Autorenseite

 << zurück weiter >> 

Anzeige. Gutenberg Edition 16. 2. vermehrte und verbesserte Auflage. Alle Werke aus dem Projekt Gutenberg-DE. Mit zusätzlichen E-Books. Eine einmalige Bibliothek. +++ Information und Bestellung in unserem Shop +++

Einige Notizen zu »Goethes Wahlverwandtschaften«

Die »Wahlverwandtschaften« sollten ursprünglich unter den kleinen, für »Wilhelm Meisters Wanderjahre« bestimmten Geschichten ihren Platz finden. Im Tagebuch vom 11. April 1808 taucht zum erstenmal der Titel auf. Während der Arbeit scheint sich der Plan rasch erweitert zu haben.
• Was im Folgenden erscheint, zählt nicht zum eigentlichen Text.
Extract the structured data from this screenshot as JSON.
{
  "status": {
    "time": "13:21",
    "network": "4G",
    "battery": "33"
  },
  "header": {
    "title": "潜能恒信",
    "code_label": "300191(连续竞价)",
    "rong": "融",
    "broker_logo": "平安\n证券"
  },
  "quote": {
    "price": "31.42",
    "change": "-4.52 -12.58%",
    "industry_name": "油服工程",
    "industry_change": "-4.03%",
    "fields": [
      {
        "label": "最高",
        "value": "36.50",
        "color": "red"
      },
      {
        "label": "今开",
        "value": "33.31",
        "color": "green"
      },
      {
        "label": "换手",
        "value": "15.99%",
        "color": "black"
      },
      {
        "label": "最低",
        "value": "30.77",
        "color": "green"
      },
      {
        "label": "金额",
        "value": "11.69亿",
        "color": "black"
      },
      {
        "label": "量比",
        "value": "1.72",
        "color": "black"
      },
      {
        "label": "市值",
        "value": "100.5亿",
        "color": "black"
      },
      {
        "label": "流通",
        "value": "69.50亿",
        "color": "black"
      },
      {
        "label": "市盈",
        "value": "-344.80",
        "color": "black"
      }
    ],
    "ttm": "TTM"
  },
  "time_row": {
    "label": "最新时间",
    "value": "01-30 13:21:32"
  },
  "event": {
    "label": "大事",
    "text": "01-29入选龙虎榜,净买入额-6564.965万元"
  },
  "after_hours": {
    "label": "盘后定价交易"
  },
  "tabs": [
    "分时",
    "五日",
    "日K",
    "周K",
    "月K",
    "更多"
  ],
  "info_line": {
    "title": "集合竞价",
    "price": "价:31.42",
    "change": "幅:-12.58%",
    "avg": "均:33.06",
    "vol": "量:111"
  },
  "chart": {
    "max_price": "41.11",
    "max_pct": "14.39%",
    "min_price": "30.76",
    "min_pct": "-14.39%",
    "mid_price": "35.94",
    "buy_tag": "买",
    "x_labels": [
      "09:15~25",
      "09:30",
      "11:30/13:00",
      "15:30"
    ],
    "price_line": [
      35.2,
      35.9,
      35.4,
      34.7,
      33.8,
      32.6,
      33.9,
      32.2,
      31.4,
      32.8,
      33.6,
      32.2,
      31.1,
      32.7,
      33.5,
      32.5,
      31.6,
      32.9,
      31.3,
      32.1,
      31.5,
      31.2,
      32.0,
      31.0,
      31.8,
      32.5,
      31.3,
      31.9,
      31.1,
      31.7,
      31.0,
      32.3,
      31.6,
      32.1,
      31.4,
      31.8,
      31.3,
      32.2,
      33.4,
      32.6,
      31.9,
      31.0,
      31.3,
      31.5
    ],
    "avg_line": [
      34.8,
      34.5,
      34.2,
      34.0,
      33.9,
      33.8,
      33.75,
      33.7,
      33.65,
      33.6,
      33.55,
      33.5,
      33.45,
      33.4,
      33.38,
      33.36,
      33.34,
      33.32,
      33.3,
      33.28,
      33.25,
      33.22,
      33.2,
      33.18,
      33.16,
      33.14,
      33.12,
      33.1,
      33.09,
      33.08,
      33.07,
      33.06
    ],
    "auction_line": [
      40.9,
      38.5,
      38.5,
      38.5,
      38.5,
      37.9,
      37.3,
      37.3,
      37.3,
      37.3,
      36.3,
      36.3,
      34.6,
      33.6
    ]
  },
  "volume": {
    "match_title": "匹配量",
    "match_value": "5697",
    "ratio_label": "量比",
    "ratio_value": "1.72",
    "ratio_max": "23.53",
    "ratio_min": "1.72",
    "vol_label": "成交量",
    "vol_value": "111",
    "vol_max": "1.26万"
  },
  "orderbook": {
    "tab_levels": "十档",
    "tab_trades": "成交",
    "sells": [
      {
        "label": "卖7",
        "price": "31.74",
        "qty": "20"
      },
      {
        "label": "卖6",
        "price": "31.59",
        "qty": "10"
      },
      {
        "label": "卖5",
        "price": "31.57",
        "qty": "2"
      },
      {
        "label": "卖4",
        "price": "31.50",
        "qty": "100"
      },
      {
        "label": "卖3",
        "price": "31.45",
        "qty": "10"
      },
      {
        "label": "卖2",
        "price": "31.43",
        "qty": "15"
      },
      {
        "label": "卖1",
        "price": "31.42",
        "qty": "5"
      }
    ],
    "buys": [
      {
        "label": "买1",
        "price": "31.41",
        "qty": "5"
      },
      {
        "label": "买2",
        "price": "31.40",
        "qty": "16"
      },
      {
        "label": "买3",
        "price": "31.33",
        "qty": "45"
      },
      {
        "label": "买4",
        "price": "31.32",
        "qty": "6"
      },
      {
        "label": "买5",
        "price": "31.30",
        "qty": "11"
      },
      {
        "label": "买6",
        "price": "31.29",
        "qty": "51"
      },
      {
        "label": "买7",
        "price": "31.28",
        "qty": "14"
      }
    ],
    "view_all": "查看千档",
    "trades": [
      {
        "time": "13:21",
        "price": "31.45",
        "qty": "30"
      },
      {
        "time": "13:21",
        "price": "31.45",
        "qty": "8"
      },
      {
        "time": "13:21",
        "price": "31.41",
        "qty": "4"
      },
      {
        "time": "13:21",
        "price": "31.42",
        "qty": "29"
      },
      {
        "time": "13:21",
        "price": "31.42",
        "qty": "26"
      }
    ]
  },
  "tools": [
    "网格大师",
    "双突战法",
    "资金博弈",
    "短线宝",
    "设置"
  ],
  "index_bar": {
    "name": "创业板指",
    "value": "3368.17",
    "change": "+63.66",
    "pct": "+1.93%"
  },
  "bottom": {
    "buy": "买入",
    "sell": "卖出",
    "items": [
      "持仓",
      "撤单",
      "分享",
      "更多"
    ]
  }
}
Aus Karlsbad schreibt Goethe an Riemer, seine Idee bei dem Roman sei, soziale Verhältnisse und ihre Konflikte symbolisch gefaßt darzustellen. In Riemers Mitteilungen heißt es dann: »Für Charlottens Persönlichkeit fand ich bald unter den Badegästinnen eine Goethen nicht unwillkommene Repräsentantin. So fehlte es auch nicht an einem Hauptmann, nicht an einem leibhaftigen Lord; und für Mittlern wie für den Architekten ließ sich sogar eine porträtähnliche Verwandtschaft nachweisen.«

An Zelter schreibt Goethe: »Ich hoffe, Sie sollen meine alte Art und Weise darin finden. Ich habe viel hineingelegt, manches hineinversteckt. Möge auch Ihnen dies offenbare Geheimnis zur Freude gereichen.« Und an Marianne v. Eybenberg, während das Werk seine endgültige Fassung erhielt: »Man findet sich schon glücklich genug, wenn man in dieser bewegten Zeit in die Nähe der stillen Leidenschaften flüchten kann.« In einem Brief an Frau v. Stein bekennt er, daß er zum letzten Ausarbeiten der größten inneren Harmonie bedürfe, damit das Werk harmonisch würde.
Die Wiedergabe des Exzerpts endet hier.